O colunista do jornal Folha de S. Paulo Celso Rocha de Barros não tem dúvidas de que "o bolsonarismo prepara um golpe". "Em entrevista recente", prossegue o colunista, "Hamilton Mourão [general que é candidato a vice-presidente de Bolsonaro] defendeu que o presidente da República tem o direito de dar um autogolpe se perceber que há uma situação de anarquia". "O mesmo Mourão que defendeu que se faça uma nova Constituição, sem esse detalhe de envolver gente eleita pela população, a nova Constituição, disse ele, deve ser feita por uma comissão de notáveis, uns puxa-sacos." Para rematar: "Se quer votar Bolsonaro, aproveite, pois será o seu último voto em muitos anos."
Outros setores não estão, no entanto, apenas preocupados com o eventual défice democrático do campo de Bolsonaro. Acreditam que o PT, movido pelo revanchismo pós-impeachment de Dilma, possa ter atitudes de força, baseando-se numa entrevista de José Dirceu, histórico dirigente do partido condenado no mensalão e no petrolão, ao jornal El País edição Brasil.
"O PT ganhar a eleição e não chegar ao poder? Na comunidade internacional isso não seria aceite e dentro do país seria uma questão de tempo para nós tomarmos o poder, o que é diferente de ganhar uma eleição."
Mas ao contrário de Bolsonaro, que ao longo da carreira política disse que fuzilaria o antigo presidente Fernando Henrique Cardoso, do PSDB, defendeu a ditadura de Augusto Pinochet, no Chile, lamentou não se ter matado mais gente no período militar, no Brasil, e quis elevar o torturador Brilhante Ustra a herói nacional, no Congresso, Haddad é considerado um moderado.
"Vamos fazer um acerto de contas sem revanchismo, sem ódio, queremos que o povo brasileiro mande no Brasil", vem dizendo o sucessor de Lula da Silva, que está preso em Curitiba e não pôde ser candidato a estas presidenciais - acalorando todo um outro debate em torno da sua libertação e dos seus direitos políticos.

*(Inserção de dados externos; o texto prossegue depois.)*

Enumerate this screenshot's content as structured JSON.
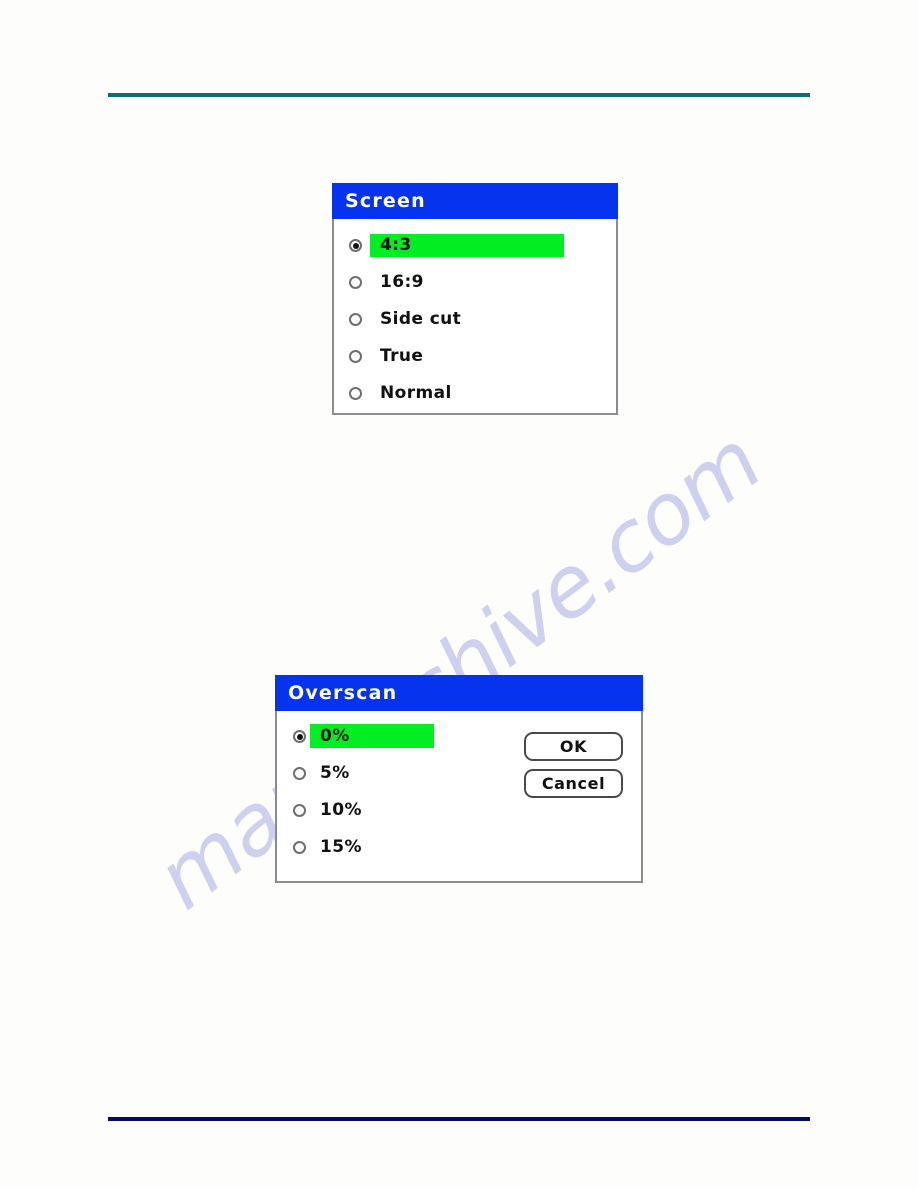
{
  "page": {
    "background_color": "#fdfdfb",
    "header_rule_color": "#0d6e72",
    "footer_rule_color": "#070a62",
    "watermark_text": "manualshive.com"
  },
  "colors": {
    "title_bar_blue": "#0633ee",
    "highlight_green": "#00ee22",
    "dialog_border_gray": "#8c8c8c",
    "text_black": "#111111"
  },
  "screen_dialog": {
    "title": "Screen",
    "options": [
      {
        "label": "4:3",
        "selected": true,
        "highlighted": true
      },
      {
        "label": "16:9",
        "selected": false,
        "highlighted": false
      },
      {
        "label": "Side cut",
        "selected": false,
        "highlighted": false
      },
      {
        "label": "True",
        "selected": false,
        "highlighted": false
      },
      {
        "label": "Normal",
        "selected": false,
        "highlighted": false
      }
    ]
  },
  "overscan_dialog": {
    "title": "Overscan",
    "options": [
      {
        "label": "0%",
        "selected": true,
        "highlighted": true
      },
      {
        "label": "5%",
        "selected": false,
        "highlighted": false
      },
      {
        "label": "10%",
        "selected": false,
        "highlighted": false
      },
      {
        "label": "15%",
        "selected": false,
        "highlighted": false
      }
    ],
    "buttons": {
      "ok": "OK",
      "cancel": "Cancel"
    }
  }
}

No entanto, nos debates, os outros candidatos, à procura de um lugar na segunda volta, não se cansam de chamar "radical" a Haddad, colocando-o na posição de reverso de Bolsonaro.
"Nem os radicais de esquerda nem os radicais de direita, metade da população não quer nem um nem outro, eles são os dois com maior rejeição", disse Geraldo Alckmin (PSDB).
"Você, Haddad, é um democrata de longa data, mas está encarregado de fazer uma vingança", afirmou Ciro Gomes (PDT). "O país não aguenta mais essa radicalização, não votem pelo medo, votem pela esperança", defendeu Marina Silva (Rede).
Para a advogada Luiza, que chora quando fala de política com os pais, o problema não é o hoje. "É o amanhã! Como vamos voltar a encarar-nos se o Bolsonaro perde ou se o Bolsonaro ganha?" "Não é assim que começam as guerras civis?", questiona. A pergunta fica no ar.